I knew this before the last marathon but I feel this is really important to know. Don’t focus on what other gels other people may use on the day or what kit others are wearing. You’ve practiced your routine and it works well for you, so stick with it. Do your research before-hand on what gels and isotonic drinks the race organisers are offering and use these before to see if these work well for you.

In 2014 I used the Science in Sport (SIS) gels as I got on best with these and the blackcurrant flavour is the bomb. The London Marathon gave out Lucozade products around the course, however, as I had not used these in training I did not take them when they were offered to me. Trial and error products throughout your training. No one wants to be Paula Radcliffe.
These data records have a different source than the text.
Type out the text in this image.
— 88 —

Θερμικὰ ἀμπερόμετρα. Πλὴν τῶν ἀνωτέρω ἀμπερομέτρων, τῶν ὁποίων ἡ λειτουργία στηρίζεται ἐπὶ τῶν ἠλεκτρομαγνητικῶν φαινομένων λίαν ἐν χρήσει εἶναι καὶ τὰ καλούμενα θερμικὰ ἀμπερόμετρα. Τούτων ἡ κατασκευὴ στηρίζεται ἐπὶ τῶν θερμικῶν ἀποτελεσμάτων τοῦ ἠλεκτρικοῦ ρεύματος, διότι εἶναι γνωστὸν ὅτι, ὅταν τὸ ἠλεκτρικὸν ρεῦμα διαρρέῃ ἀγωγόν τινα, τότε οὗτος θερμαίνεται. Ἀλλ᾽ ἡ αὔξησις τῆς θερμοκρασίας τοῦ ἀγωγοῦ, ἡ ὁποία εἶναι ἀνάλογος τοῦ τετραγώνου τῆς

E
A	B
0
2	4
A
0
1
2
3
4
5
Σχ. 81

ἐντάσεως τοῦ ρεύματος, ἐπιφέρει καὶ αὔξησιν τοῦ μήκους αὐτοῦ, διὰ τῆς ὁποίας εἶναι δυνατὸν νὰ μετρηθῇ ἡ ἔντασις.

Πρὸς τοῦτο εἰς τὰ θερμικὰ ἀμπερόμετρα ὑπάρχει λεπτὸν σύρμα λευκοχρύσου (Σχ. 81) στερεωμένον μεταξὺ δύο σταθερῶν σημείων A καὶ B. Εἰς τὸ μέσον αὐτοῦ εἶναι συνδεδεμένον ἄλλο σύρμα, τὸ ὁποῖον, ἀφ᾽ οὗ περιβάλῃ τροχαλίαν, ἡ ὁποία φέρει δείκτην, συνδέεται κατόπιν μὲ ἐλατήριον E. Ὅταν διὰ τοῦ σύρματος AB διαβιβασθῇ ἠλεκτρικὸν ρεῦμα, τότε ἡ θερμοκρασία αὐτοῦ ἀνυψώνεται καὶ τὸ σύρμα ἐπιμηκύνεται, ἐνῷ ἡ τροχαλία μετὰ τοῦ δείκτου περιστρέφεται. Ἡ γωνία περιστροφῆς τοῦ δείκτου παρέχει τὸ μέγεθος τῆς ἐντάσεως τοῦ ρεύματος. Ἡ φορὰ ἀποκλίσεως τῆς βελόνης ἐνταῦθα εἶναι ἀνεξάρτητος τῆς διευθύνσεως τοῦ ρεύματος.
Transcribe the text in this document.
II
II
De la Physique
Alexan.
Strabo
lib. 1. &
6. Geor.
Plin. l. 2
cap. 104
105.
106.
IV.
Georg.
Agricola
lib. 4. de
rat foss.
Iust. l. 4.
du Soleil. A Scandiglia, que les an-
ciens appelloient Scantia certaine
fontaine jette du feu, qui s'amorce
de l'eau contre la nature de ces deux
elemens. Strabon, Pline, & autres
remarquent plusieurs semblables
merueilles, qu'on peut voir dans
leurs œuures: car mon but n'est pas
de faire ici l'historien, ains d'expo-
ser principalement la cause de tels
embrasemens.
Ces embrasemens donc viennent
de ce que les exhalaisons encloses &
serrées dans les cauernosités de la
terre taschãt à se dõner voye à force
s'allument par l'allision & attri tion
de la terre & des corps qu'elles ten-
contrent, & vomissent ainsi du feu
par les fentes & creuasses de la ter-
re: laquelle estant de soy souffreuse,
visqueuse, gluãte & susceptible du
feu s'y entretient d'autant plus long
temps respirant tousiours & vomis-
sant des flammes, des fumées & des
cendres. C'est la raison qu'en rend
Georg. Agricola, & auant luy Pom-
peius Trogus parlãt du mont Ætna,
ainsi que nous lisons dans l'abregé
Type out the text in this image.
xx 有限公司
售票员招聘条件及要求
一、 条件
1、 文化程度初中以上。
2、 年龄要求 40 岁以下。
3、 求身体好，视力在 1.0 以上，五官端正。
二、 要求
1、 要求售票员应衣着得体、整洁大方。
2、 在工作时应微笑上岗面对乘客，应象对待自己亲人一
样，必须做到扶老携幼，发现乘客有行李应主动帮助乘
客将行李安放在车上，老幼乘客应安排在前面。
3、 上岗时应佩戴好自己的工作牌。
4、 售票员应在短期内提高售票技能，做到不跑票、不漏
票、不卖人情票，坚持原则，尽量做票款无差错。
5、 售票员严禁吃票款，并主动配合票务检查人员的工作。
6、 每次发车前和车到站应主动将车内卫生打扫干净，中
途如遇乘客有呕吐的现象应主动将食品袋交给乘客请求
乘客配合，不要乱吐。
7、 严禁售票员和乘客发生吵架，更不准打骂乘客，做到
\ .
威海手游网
24) Stay in London the night prior if this is an option 

I am very fortunate that I have family in London so was able to stay over the night before. I travelled down on the Saturday and visited the expo before having a relaxed day before the race. On race day I was able to get up and get across to the start line stress free, leaving me time to focus on the challenge ahead. If you can book accommodation early enough then I would recommend doing so. The last thing you want is to be worrying you won’t make it on time.

25) Prepare your kit 

In the week leading up to race day, I would advise that you get everything ready as early as possible. Lay it all out and take a picture, it will make it feel more real! Show off all of your hard efforts and relax. Trust your training as it will certainly pay off.

Katie with her London Marathon 26) It will all be worth it! 

Think of the medal and the achievement.

No one will ever be able to take this away from you.

You are a marathon runner! 

26.2) Never again! 

After you’ve finished you’ll probably think “I’m never running a Marathon again” … Fast forward a few weeks, months or even the following year, I can guarantee that you’ll be signed up for another!